Using ethnographic, historical and quantitative research methods, the team hopes to understand how citizens and non-state actors respond when government puts its power into action. The team will undertake field research in three very different areas—Latin America, South and Southeast Asia, and Los Angeles’ skid row—and hold public workshops on campus.
Not only does the project unite geographic regions that are rarely studied together, “it brings together toolkits that are not often used in combination,” Staniland said.
Shedding new light on history
Alongside projects with a contemporary focus, several Neubauer Collegium projects offer new approaches to the study of the past.
“Humanism, Classics and the Historical,” led by Boris Maslov and Rocco Rubini, hopes to facilitate a dialogue between scholars in classics and Renaissance studies about their fields’ shared foundational questions, such as the place of history, historical consciousness and the role of humanism. Support from the Collegium will enable UChicago faculty to bring leading scholars from around the world for a series of colloquia designed to refine common research questions and create new hybrid forms for exchanging ideas that bridge disciplinary practices.

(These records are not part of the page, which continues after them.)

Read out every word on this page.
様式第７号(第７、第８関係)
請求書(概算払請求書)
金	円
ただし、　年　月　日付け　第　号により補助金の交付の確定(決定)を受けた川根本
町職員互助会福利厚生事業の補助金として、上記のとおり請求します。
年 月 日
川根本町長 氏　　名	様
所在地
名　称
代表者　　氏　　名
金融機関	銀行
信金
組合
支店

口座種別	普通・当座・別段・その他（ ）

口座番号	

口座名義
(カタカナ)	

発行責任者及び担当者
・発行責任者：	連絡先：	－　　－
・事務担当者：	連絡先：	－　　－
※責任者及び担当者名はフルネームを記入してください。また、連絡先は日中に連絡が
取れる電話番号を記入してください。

“Knowing and Doing: Text and Labor in Asian Handwork,” led by Jacob Eyferth and Donald Harper, aims to develop a new understanding of the interaction between theorists and craftspeople in premodern and modern societies. The project compares different ways artisanal knowledge was passed on, whether by hand or through text.
While there is a significant body of scholarship on crafts and skills in European society, Asian handwork has received less attention. In addition to field research on East and South Asian crafts and texts, Eyferth and Harper will convene a series of symposia on campus focused on the relationship between people who work with pen and paper and those who work with their hands.
“Our sense was that there was a whole new field on mind and hand emerging. We wanted to contribute,” explained Eyferth, associate professor in East Asian Languages and Civilizations.
Eyferth believes the Neubauer Collegium will provide an ideal forum for the new line of research. “It gives us the freedom to experiment,” he said.
The Neubauer Family Collegium for Culture and Society was founded in June 2012, and is named in honor of Joseph Neubauer, MBA’65, and Jeanette Lerman-Neubauer. Their $26.5 million gift to the University is among the largest in support of the humanities and social sciences in the institution’s history. The Neubauer Collegium was formally inaugurated in October 2013 with a lecture by internationally acclaimed artist William Kentridge.